Raburn's bat vs. lefties a weapon for Tribe

Veteran utility man enters weekend series hitting .364 with five doubles

Raburn's bat vs. lefties a weapon for Tribe

DETROIT -- There has been a bright spot in the Indians' offensive issues in the early going this season. While the lineup as a whole has struggled to find a consistent rhythm, veteran Ryan Raburn has looked like himself again in the batter's box.

Cleveland values Raburn as weapon against left-handed pitching, and he has answered the call through the first two-plus weeks this season. The 34-year-old utility man has started mostly against lefty pitchers, and he has been used as a pinch-hitter. The early results have been strong.

"We've told him so many times that it doesn't matter what he's hitting," Indians manager Terry Francona said. "When he goes up to the plate, he's got to be fearless, but it's a heck of a lot easier when you're getting some results to show for it. I thought his last couple at-bats were really kind of the Raburn we had seen before."
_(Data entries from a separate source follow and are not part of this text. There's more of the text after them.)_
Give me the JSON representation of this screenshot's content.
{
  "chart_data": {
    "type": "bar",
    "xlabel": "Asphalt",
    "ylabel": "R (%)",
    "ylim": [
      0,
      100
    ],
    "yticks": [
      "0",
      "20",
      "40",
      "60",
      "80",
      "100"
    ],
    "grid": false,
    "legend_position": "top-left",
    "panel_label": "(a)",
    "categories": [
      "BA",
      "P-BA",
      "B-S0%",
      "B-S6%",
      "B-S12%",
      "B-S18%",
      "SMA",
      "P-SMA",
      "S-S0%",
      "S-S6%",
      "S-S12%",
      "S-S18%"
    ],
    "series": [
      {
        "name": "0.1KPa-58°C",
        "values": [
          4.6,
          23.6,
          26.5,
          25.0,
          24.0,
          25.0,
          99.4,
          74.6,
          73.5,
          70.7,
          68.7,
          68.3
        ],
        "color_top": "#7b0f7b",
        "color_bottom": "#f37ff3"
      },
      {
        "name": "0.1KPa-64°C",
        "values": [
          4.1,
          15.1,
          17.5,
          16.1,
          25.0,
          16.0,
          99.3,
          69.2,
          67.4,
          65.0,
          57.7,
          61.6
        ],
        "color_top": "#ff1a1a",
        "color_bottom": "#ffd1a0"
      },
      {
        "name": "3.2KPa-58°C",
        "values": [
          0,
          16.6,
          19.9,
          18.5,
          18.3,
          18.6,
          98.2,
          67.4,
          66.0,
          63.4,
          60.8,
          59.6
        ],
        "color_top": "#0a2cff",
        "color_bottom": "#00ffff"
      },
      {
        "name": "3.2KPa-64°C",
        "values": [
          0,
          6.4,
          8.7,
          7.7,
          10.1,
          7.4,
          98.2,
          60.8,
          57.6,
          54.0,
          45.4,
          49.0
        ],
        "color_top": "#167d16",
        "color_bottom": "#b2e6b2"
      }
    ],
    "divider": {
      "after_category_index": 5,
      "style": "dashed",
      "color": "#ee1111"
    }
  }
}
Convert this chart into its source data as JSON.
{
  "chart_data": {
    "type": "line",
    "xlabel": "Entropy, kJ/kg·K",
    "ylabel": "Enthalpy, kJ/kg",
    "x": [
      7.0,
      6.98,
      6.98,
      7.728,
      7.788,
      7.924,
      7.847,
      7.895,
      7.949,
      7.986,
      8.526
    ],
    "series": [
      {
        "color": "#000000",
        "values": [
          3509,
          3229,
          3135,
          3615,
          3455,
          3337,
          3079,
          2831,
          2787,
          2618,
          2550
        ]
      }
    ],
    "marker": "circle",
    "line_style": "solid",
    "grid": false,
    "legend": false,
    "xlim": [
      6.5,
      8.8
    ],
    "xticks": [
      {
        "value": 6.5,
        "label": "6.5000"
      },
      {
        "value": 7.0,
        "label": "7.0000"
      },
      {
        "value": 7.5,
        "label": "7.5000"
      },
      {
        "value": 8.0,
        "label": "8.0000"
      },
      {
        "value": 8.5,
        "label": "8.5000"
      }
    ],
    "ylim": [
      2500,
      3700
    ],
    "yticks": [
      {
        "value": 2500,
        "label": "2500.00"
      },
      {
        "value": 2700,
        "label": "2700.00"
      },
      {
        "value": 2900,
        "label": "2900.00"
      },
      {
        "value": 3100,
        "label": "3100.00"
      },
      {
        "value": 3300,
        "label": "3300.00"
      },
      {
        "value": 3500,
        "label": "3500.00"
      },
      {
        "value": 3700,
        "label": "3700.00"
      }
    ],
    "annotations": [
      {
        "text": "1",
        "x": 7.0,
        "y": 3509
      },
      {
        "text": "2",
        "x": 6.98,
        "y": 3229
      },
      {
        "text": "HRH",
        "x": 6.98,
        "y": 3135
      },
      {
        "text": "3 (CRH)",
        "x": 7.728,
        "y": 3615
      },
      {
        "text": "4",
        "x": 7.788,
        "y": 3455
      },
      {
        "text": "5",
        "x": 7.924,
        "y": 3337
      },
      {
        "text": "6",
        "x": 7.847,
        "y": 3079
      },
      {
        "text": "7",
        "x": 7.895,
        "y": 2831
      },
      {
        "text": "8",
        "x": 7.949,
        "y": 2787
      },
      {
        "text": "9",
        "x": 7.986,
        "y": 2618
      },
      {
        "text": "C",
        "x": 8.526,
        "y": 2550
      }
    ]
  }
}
Raburn was out of the starting lineup on Friday due to Detroit having righty Shane Greene on the mound, but he carried a .364 average into the three-game weekend series with the Tigers. Through 10 games and 22 at-bats, Raburn had one home run, five doubles and seven RBIs. Only one of his at-bats heading into Friday was against a right-handed pitcher.

The solid start has been encouraging for Raburn, who hit .200 with a .547 OPS in 74 games while battling wrist and knee issues last season. He underwent surgery on his left knee on Sept. 19 and spent this past offseason rehabbing, dropping weight and formulating a better daily routine. The Tribe's hope is that Raburn can perform more like he did in 2013 (1.020 OPS against left-handed pitching).

"After the way last year went," Raburn said, "the surgery, and putting in the amount of work and time that I put in this offseason, it's good to see some success come out of it. That's the main thing. It's nice to see some results early, especially as hard as it was last year as a whole. It can definitely ease some tension a little bit."